Quem convive com um cão sabe: muitas vezes, ele parece perceber mais sobre nós do que nós mesmos. Surge um desconforto, e o amigo de quatro patas se aproxima, lambe a mão ou fixa o olhar, como se dissesse que “algo não está bem”. Mas essa sensibilidade vai além da afeição: ela pode tocar o nível biológico e físico desses animais.
A produção brasileira da Netflix, “Caramelo”, exemplifica essa dinâmica. Na trama, o chef Pedro, vivido por Rafael Vitti, recebe um diagnóstico inesperado e, em meio à crise, conhece um cão vira-lata da cor caramelo que o auxilia a redescobrir a vida. O filme rapidamente ganhou alcance global, figurando entre os Top 10 em dezenas de países e sendo apontado como o título brasileiro de maior alcance internacional na plataforma até então.
“No filme Caramelo, a sensibilidade do cachorro vai além da convivência, ele percebe a doença do tutor antes mesmo do diagnóstico. Essa abordagem revela, de forma delicada, a profunda conexão entre humanos e animais, algo que nós, veterinários, observamos diariamente. Eles captam alterações sutis em nosso comportamento, odor e energia, muitas vezes refletindo nosso estado físico e emocional. O filme traduz o que a ciência já confirma: os animais são capazes de perceber e reagir a mudanças fisiológicas em seus tutores, reforçando o vínculo afetivo e o papel sensível que exercem em nossas vidas”, afirma Andressa Alves, médica-veterinária e supervisora de Auditoria na Plamev.
Os cães possuem um olfato extremamente apurado. Quando o organismo muda, seja por um tumor, crise metabólica ou dor iminente, o corpo libera compostos orgânicos voláteis. Alterações químicas no corpo humano, como variações hormonais, metabólicas ou marcadores de doença, podem aparecer de forma “invisível”, por meio do hálito, suor, urina e pele. Alguns cães conseguem detectar essas mudanças precocemente.
“O nariz ‘humano’ tem cerca de seis milhões de receptores, enquanto dos cães pode passar de trezentos milhões, dependendo da raça. Raças farejadoras, como beagle e pastor alemão, estão no topo dessa média. E é exatamente por isso que eles não veem o que sentimos: eles cheiram o que sentimos”, explica Andressa.
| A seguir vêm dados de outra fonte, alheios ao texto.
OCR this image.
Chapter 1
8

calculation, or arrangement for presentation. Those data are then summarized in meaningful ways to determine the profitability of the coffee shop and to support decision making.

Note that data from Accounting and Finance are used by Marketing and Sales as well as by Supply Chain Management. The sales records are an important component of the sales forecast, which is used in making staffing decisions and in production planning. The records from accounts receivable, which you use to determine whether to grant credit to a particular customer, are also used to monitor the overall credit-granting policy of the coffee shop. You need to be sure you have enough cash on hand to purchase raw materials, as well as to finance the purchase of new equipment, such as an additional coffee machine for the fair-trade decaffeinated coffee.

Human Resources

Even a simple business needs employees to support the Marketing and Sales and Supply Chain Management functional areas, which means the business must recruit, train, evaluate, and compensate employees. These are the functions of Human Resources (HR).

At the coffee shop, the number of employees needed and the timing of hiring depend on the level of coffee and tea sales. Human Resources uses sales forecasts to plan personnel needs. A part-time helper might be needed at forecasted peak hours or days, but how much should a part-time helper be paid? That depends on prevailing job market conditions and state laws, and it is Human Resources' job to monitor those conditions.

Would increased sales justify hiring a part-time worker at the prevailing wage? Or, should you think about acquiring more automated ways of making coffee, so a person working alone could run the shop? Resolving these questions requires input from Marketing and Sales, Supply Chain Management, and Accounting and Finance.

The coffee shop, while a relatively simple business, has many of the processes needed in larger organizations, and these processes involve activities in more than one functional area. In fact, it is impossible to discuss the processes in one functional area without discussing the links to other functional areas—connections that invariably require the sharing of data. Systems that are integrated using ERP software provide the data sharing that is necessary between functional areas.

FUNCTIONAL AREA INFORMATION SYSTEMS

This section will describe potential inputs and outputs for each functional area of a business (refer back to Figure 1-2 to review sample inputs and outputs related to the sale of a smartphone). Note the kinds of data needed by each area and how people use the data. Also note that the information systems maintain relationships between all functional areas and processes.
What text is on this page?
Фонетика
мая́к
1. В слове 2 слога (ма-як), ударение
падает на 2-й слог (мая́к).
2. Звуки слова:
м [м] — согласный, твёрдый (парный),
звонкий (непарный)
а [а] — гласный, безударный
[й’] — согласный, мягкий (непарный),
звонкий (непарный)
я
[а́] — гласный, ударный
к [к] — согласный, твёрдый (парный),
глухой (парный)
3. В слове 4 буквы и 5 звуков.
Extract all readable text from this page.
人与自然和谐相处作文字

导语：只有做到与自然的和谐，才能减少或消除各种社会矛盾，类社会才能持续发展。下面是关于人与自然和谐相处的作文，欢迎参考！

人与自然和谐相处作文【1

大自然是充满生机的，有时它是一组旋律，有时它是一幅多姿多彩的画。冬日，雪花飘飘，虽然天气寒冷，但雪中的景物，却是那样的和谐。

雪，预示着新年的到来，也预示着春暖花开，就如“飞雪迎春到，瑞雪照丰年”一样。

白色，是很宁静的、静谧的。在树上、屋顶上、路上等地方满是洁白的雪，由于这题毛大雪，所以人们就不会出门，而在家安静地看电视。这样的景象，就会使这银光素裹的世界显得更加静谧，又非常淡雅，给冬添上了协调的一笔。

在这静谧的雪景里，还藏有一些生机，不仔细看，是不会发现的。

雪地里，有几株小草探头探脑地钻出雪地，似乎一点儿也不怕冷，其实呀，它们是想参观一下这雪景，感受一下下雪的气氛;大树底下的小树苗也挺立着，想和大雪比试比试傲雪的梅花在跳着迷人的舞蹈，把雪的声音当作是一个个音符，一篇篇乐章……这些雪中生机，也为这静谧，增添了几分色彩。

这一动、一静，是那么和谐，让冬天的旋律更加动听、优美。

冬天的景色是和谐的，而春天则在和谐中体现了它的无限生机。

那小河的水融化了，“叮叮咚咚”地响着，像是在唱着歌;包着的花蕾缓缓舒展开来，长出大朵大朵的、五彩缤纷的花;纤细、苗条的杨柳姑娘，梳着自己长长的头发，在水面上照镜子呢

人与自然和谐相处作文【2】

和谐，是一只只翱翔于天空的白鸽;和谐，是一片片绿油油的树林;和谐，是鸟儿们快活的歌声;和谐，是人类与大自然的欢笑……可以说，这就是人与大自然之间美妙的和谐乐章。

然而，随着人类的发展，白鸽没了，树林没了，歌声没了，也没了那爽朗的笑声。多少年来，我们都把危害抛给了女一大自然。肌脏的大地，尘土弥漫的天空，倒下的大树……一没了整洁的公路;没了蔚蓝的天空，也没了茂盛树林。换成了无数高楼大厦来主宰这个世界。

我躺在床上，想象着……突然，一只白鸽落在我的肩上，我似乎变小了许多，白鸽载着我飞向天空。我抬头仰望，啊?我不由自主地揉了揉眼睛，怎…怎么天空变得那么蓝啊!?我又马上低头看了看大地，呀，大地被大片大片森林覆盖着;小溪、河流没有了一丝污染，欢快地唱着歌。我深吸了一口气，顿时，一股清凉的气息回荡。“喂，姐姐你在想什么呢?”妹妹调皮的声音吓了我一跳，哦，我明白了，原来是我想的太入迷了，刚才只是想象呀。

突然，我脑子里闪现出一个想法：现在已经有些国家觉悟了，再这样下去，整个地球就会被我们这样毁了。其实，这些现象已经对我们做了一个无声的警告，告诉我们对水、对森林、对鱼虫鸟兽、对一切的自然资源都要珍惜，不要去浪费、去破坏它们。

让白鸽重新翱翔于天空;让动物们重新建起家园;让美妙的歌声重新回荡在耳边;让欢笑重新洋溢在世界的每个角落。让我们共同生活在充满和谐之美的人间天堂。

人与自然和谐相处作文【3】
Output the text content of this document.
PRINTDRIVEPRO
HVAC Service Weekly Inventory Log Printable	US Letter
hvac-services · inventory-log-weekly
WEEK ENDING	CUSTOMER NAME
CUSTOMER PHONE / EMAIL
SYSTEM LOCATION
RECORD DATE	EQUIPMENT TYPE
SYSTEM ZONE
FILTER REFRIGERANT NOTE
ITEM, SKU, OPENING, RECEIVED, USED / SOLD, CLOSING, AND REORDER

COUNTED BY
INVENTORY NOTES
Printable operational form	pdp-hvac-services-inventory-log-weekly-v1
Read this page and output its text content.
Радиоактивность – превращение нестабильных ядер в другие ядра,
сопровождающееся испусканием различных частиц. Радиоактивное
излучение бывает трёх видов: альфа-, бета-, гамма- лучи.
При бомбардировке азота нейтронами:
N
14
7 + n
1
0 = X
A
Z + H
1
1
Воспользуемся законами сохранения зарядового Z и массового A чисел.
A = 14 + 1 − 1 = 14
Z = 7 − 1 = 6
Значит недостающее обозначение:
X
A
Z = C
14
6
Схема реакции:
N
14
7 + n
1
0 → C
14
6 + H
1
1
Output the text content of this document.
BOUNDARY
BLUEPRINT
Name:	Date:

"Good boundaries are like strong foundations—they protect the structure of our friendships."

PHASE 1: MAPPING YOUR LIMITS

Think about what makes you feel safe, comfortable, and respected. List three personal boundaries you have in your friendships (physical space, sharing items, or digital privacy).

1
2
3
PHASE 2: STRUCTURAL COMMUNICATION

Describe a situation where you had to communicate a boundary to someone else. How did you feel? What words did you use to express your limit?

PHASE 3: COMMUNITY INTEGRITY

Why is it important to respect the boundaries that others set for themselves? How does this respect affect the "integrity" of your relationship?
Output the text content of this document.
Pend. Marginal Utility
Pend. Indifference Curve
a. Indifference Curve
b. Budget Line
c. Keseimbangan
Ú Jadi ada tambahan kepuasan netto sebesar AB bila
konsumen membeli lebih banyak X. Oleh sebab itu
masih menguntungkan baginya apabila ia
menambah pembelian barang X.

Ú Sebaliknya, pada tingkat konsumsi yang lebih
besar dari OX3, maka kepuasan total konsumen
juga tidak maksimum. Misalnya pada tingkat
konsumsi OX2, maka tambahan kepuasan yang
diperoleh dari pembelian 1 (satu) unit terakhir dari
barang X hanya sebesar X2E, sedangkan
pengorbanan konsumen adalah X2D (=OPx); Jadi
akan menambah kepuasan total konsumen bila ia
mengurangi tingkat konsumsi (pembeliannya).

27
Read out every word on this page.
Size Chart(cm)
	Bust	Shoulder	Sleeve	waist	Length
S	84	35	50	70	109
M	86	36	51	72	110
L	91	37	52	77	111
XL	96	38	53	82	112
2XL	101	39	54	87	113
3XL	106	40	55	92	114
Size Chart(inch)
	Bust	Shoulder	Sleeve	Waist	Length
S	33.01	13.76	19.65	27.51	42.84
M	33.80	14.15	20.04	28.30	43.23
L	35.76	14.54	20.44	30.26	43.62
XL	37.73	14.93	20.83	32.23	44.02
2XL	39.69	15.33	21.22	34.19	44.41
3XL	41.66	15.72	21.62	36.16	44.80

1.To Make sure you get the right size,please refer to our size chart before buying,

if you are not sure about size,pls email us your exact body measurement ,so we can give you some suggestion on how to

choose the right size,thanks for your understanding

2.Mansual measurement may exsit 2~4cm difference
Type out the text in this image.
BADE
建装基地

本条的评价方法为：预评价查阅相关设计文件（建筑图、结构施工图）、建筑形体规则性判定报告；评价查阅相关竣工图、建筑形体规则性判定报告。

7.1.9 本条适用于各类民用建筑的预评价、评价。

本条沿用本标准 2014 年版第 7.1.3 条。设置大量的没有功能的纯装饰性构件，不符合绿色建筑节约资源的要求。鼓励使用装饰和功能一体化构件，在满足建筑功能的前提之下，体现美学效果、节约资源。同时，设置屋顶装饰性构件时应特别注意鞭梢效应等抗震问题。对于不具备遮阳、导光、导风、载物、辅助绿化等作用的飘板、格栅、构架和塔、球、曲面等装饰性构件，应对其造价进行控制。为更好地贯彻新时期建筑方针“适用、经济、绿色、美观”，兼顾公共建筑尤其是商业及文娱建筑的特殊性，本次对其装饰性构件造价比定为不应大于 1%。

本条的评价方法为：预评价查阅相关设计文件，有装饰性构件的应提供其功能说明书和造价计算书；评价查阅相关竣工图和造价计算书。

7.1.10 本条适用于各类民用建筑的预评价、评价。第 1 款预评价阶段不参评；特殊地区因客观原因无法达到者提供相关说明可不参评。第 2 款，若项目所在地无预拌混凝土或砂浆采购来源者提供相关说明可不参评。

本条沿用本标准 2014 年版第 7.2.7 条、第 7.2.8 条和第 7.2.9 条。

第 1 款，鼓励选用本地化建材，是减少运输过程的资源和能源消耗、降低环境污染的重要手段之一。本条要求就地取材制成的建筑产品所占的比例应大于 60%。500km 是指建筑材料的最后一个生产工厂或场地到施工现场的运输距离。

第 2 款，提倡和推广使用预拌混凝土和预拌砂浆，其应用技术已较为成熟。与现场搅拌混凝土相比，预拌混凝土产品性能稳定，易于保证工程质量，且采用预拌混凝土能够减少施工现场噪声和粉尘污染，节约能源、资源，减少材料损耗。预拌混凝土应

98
Além do olfato, os cães respondem a alterações no comportamento, no ritmo respiratório e na energia emitida pelos tutores. Essa combinação de sensibilidade física e emocional permite que, às vezes, o animal “antecipe” sinais que o organismo ainda não manifestou plenamente ou que nós mesmos não percebemos.
Caramelo leva essa ideia para o grande público: um vira-lata comum se torna protagonista de uma história de superação, vínculo e cura. A narrativa reflete uma realidade prática: o trabalho de cães de assistência médica ou terapêutica explora essa sensibilidade, seja na detecção de crises epilépticas ou no apoio emocional a pacientes oncológicos.
Para veterinários e tutores, a mensagem é clara: mais do que companhia, os cães são parceiros com quem compartilhamos estados físicos e emocionais. Quando percebem uma mudança, seu comportamento pode ser um convite para “olhar para dentro”. E, para quem assiste ao filme, essa história evidencia que a relação vai além do clichê do “cachorro fiel”, pois envolve ciência, instinto e afeto genuíno.